Соседка еще долго охает и сокрушается, но уже в Киеве, прощаясь со мной, говорит:
— А про Александра Николаевича вы обязательно напишите. Все как есть! А то ведь кто о нем знает? Живет человек и живет. А почему? Потому, что уж больно он тихий. Не современный, не боевой человек…
Мне так и не удалось встретиться с ним. Но, получив от Патарыкина его адрес, я написал ему и вскоре получил ответ: объемистое письмо, напечатанное на машинке. К письму была приложена тщательно нарисованная от руки карта Перемышля, которой позавидовал бы любой топограф.

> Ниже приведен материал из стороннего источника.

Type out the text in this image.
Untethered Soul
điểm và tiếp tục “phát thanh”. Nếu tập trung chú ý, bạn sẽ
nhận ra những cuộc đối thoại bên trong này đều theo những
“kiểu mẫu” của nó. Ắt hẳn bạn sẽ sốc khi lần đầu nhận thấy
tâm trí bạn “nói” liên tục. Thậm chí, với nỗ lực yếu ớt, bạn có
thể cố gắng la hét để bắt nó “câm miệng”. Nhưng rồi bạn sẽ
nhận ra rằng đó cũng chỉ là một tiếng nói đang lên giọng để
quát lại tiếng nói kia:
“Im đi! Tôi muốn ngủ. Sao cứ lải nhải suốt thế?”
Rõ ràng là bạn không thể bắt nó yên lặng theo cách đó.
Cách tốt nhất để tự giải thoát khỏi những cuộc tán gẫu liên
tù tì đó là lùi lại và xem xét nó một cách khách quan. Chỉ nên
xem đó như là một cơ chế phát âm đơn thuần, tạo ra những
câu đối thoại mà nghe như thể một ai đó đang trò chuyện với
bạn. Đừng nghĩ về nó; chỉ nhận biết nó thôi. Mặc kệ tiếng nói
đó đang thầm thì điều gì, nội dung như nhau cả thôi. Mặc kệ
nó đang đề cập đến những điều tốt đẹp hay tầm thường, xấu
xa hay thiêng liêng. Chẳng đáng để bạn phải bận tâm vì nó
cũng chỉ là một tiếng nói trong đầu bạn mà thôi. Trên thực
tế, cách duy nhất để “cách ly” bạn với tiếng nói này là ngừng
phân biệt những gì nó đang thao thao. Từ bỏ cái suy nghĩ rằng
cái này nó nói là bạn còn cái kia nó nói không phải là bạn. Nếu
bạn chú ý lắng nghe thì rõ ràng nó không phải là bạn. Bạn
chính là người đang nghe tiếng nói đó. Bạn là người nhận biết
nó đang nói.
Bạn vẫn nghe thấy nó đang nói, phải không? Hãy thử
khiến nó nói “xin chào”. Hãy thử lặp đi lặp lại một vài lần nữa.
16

А человек этот не был ни топографом, ни чертежником, к тому же рисовал он по памяти, много лет спустя после того, как последний раз побывал в этом городе.
Затем я получил от него еще одно письмо и фотографии людей, ставших когда-то, в то далекое страшное утро, первыми ополченцами войны. Среди этих фотографий была и его…
Я несколько раз перечитывал эти письма, вглядывался в фотографию еще совсем молодого человека в солдатской гимнастерке, длиннолицего, немного наивного, с открытыми голубыми глазами, и в моем сознании все ярче и ярче вставал его образ. Да, этот человек не мог поступить иначе, чем поступил тогда!
И я решил написать о нем все, что знал и что удалось восстановить по скупым и деловитым строчкам его письма.
______
Окончилось заседание бюро, люди разошлись, и в доме сразу стало тихо, будто все вымерло. А он все сидел за своим столом, перелистывая календарь, и переносил из прошлой недели на будущую нерешенные вопросы. Опять их было больше половины — серьезных, не очень серьезных и вовсе незначительных, некоторые из них путешествовали с листка на листок уже по нескольку раз. Времени явно не хватает, а тут еще, как назло, одного из секретарей пришлось отправить на учебу… Орленко перевернул «воскресный» листок и крупно, размашисто написал на обороте: «Состояние наглядной агитации». Этим вопросом секретарь горкома решил заняться в понедельник с утра.
Он посмотрел за окно и поморщился: прямо напротив него, через дорогу, на стене тома красовался намозоливший глаза большой плакат. Двое красноармейцев стояли возле зенитной пушки и любовались видом горящего самолета с желтыми кругами на крыльях. Под картиной было написано: «Не суй свое свиное рыло в наш советский огород!» Пусть эти плакаты висят где-нибудь за тысячу верст от границы, а здесь, в Перемышле, каждый знает, что это «липа». Немецкие самолеты, только не с не известными никому кругами на крыльях, а с самыми настоящими фашистскими крестами, то и дело кружат над нашей землей и, уж конечно, фотографируют все.